Car auctions in Japan are famous for offering great value on the vehicles available. People in other countries save a great deal by importing from Japan if the car is for their personal use, even after considering the shipping cost.
Some people even make extra money by importing and reselling popular models like Nissan Skylines and Mazda RX8. These savvy buyers know the inside tricks of buying at a Japanese car auction, giving them an edge in getting the best possible value in their picks. While there are many points to consider, the following are the most significant in determining price.

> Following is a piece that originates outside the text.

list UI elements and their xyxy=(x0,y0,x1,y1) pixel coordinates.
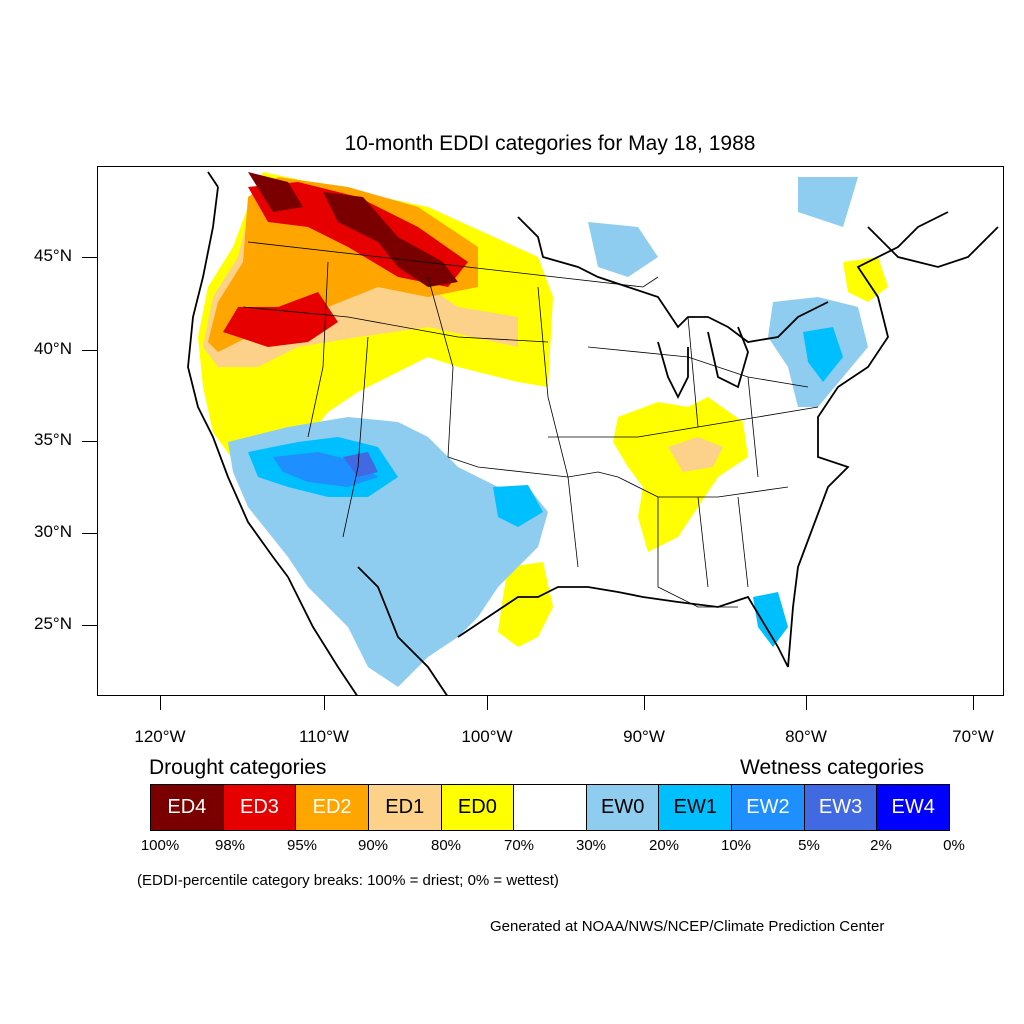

Volume. If you bid on a car that is popular, it’s likely that there are many listings for the same model on the same day, giving you a better chance at getting the one you want. If you pick a car that is up for sale hundreds of times per week, you have a good chance of being the only buyer in any given bid. This saves you from entering a bidding war with someone else that will drive up the price unreasonably.

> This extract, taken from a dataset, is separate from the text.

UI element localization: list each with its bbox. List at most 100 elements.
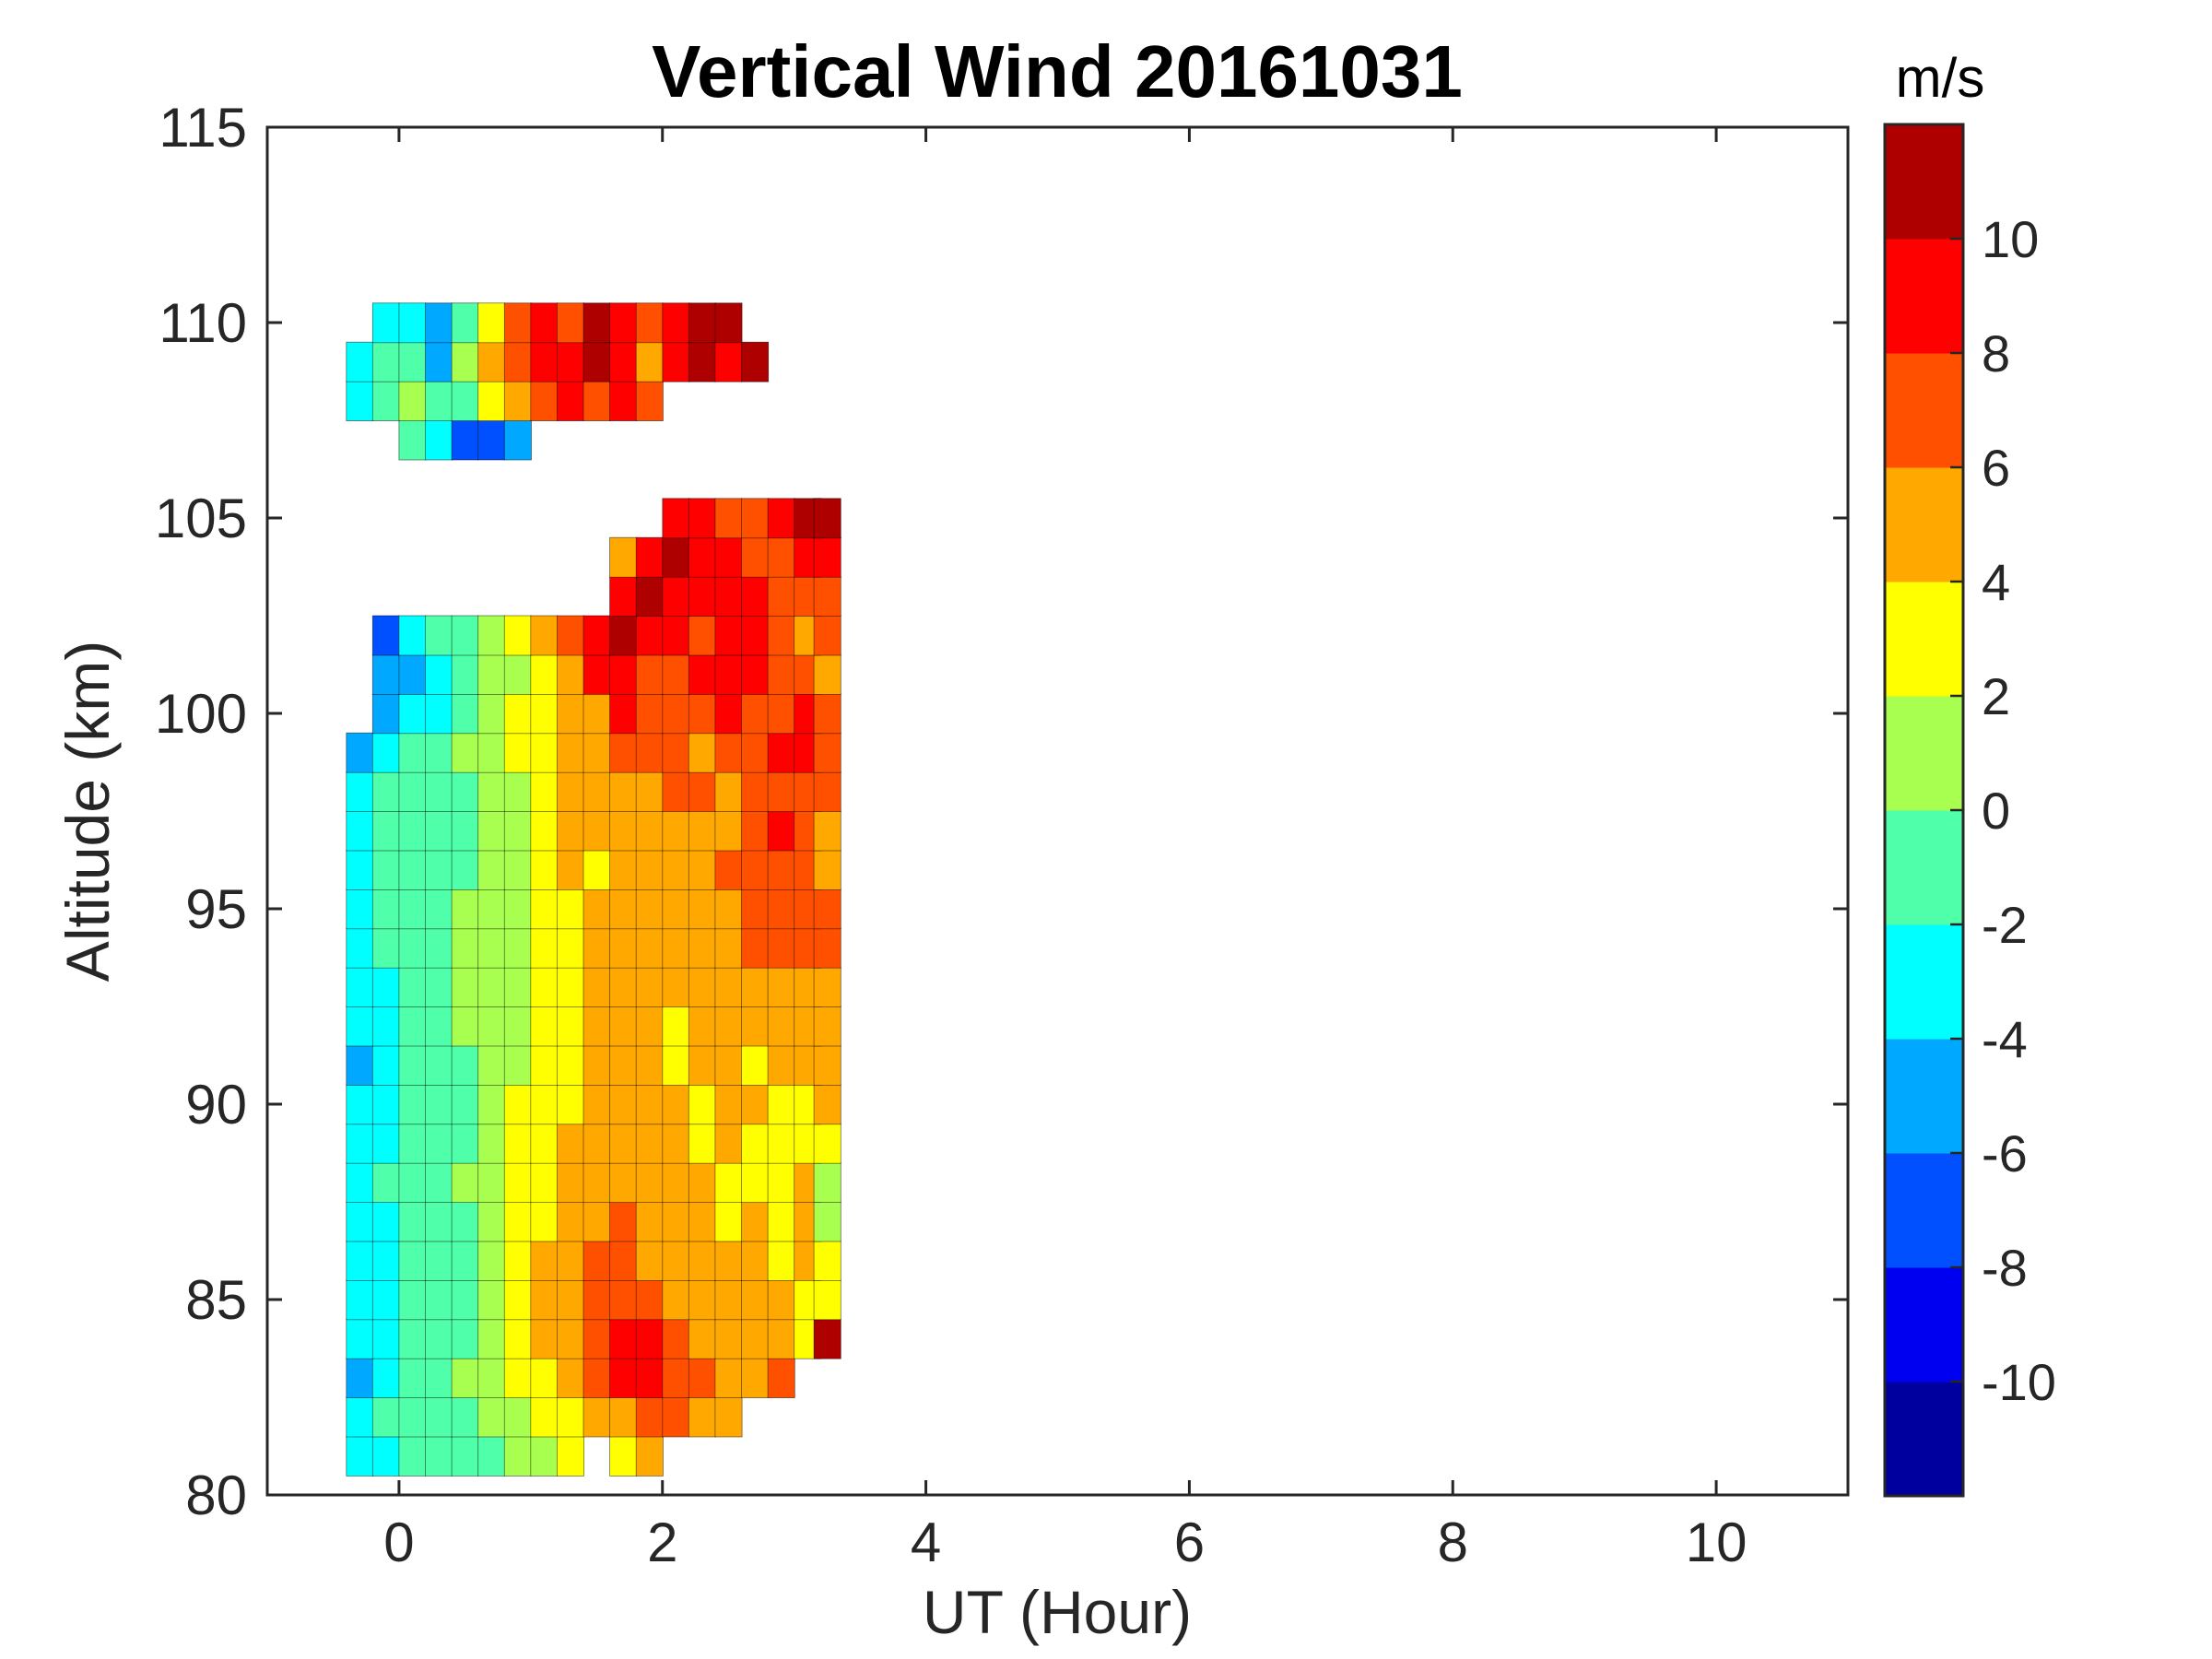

Year. Buying a brand new car directly from Japan is generally a bad idea. They are going to be just as expensive, especially after you consider shipping. Buying an old car is also going to hurt your chances at profit; the only exception being classic cars. Cars newer than 10 years old and older than 5 years old are the best. This is the point where the value inside Japan has dropped much lower than the same model in other countries.
Mileage. Naturally, the higher prices are going to be on cars with a lower mileage. If you bid on a car that has slightly above average mileage, you are going to get a better price at auciton and still be able to resell the car for profit. If the car is over one hundred thousand kilometers, the value drops quickly. Their price will be low but their resale value will be as well.
Condition. The score given by the inspector is the single most significant factor in affecting price. The overall score on a car in most auction houses run from 1 to 5, five being the best and usually indicating brand new. Most buyers always aim for a car with a rating of four. However, the difference between a 3.5 and four is really very minor, yet buyers will always bid higher on a 4.
Color. Believe it or not, color is a significant factor in the auction price of a car. Some colors are simply more popular than others. For example, a black 2005 Mazda Atenza will sell for 100,000 Yen higher on average than a white version of exactly the same model.
Keeping in mind all of these factors will help you get the best possible deal on a car from an auction in Japan. The other critical piece is to find an auction agent in Japan that you like and trust. A good agent will give you all of this information and also make recommendations of their own to give you the best possible deal.